There's another reason. You generally use one at a time for most of your breathing.They swap responsibility for handling most of the air from time to time.

This means the air is drawn through them at different rates and this, in turn, means that you can detect a greater range of odours. (The distinction between which odour moleculr=es are more likely to be spotted by which nostril is comparable with the difference between kinetic and thermodynamic control of chemical reaction paths).

Posted

Apparently your two nostrils are optimized to slightly different smells.

 

Amazing. It makes so much sense now. I would have thought it was just a relic.
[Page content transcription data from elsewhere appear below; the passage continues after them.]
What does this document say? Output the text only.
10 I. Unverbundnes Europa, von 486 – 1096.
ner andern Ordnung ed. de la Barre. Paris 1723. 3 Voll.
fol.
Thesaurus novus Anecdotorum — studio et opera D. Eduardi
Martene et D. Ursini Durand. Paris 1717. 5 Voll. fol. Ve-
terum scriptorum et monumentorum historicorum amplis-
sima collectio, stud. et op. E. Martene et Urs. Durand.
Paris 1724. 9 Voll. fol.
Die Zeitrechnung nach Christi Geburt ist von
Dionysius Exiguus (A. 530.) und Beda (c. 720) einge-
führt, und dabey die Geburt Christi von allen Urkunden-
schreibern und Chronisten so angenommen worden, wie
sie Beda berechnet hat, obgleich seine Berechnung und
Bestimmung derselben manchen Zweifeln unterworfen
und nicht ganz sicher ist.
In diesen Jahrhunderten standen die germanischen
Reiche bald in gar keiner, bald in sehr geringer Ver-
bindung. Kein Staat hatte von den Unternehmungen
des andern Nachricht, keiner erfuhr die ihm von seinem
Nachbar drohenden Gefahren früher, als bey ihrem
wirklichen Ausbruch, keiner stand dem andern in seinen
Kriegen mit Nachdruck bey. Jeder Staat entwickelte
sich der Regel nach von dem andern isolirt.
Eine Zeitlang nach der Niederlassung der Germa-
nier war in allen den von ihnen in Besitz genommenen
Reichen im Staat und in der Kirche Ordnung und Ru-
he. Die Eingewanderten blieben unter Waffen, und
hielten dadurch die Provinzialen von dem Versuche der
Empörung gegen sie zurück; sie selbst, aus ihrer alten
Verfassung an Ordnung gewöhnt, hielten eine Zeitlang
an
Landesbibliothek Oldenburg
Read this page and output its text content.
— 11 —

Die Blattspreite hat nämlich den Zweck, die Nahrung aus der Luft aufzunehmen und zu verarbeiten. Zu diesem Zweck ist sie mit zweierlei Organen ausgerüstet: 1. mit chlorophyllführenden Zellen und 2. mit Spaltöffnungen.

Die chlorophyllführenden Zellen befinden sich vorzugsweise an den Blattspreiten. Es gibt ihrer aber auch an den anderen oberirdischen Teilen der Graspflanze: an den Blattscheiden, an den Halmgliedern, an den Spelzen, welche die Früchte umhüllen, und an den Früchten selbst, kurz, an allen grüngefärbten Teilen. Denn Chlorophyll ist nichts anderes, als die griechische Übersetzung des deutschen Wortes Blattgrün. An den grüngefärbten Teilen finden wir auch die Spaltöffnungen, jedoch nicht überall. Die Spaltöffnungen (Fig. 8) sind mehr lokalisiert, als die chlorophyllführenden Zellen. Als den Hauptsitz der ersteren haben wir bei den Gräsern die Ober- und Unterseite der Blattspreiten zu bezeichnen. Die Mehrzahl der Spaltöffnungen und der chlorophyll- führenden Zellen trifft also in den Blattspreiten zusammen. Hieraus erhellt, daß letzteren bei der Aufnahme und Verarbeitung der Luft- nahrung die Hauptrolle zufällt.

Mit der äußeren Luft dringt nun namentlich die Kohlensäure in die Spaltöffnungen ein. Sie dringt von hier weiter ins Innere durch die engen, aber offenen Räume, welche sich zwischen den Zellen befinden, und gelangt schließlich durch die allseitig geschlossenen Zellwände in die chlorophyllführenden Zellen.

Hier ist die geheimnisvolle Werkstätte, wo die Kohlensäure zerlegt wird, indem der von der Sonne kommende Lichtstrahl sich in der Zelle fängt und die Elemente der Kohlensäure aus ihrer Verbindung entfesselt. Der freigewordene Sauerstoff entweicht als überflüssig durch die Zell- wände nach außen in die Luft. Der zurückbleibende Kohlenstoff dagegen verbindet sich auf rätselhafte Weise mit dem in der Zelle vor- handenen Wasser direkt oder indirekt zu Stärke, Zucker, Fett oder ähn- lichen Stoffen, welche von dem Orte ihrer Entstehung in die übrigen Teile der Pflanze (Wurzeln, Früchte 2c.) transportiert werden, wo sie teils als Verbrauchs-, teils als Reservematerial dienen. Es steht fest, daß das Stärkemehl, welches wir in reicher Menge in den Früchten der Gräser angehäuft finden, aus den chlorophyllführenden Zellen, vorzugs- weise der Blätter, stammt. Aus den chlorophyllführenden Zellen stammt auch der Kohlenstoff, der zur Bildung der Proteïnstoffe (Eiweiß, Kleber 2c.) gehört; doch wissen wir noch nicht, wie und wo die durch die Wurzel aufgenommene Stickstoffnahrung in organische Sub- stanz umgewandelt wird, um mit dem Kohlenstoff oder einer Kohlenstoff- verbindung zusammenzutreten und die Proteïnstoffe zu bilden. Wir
Why we have two eyes and ears is more obvious of course, but can the same be said, that is, does each eye pick up vision in a slightly different way? and each ear may pick up vibrations in a slightly different way?

Posted
does each eye pick up vision in a slightly different way? and each ear may pick up vibrations in a slightly different way?

Yes.

Hence stereoscopic vision and echolocation.

Posted

IIRC from watching David Attenborough, the fork in the tongue allows the snake to sense direction as well as smell/tase. It picks up scent through tasting the air - the fork gives it 2 refference points with one being more potent than the other so it can tell which direction it's prey went.

Posted

Bilateral directional olefactory senses..... Now I know how I can immediately tell which luncheon companion has farted. Very handy, problem solved. Then again, if having two nostrils is so useful, perhaps the question should be why only two?

Posted

I knew a girl with three nostrils who could play three-part harmony on the Mongolian nose-flute. A rare talent.

Posted
I knew a girl with three nostrils who could play three-part harmony on the Mongolian nose-flute. A rare talent.

 

 

yea right! :rolleyes::D

 

 

 

I knew a guy with 3 nipples at school - he never got laid either.

Posted
It might have something to do with the fact that the guy with three nostrils couldn't get laid. ;)
Women are just going to have to give up their quaint notions of what's attractive if this species is ever going to evolve something really spectacular. Are we to miss out on something as cool as a shark's tooth replacement just because women won't date a guy who leaves his teeth lying around like toenail clippings?
Posted
What about eye brows? Why two?

 

That's almost certainly a product of mate selection, but functionally, a larger brow ridge, one enhanced with hair, helps the person to have better vision in bright conditions. Sort of like wearing a hat with a brim to keep the sun out of your eyes. Before hats, eyebrows would have served similar purpose.

 

Again, though, for some reason brows were found more attractive during mate selection. I just can't understand why, myself. :rolleyes:

 

 

 

 

 

 

 

 

 

 

 

 

 

ugly_old_man.jpg

Posted
Ok, what about the forked tongue of a snake. Does each tip on the fork serve that slightly different, handy, sense service?

 

If I'm not mistaken, the tongue doesn't actually do much 'sensing.' It only communicates the air back to the Jacobson's organ which does the actual chemoreception. I could be wrong.

Posted
I think people have two nostrils for the same reason that men have nipples.

 

 

What, to produce milk? ;)

 

Is it urban legend that some concentration camp male prisoners in WWII developed breasts or enlarged mammary glands to feed the babies that had no mothers? I doubt this is true, but I don't know really.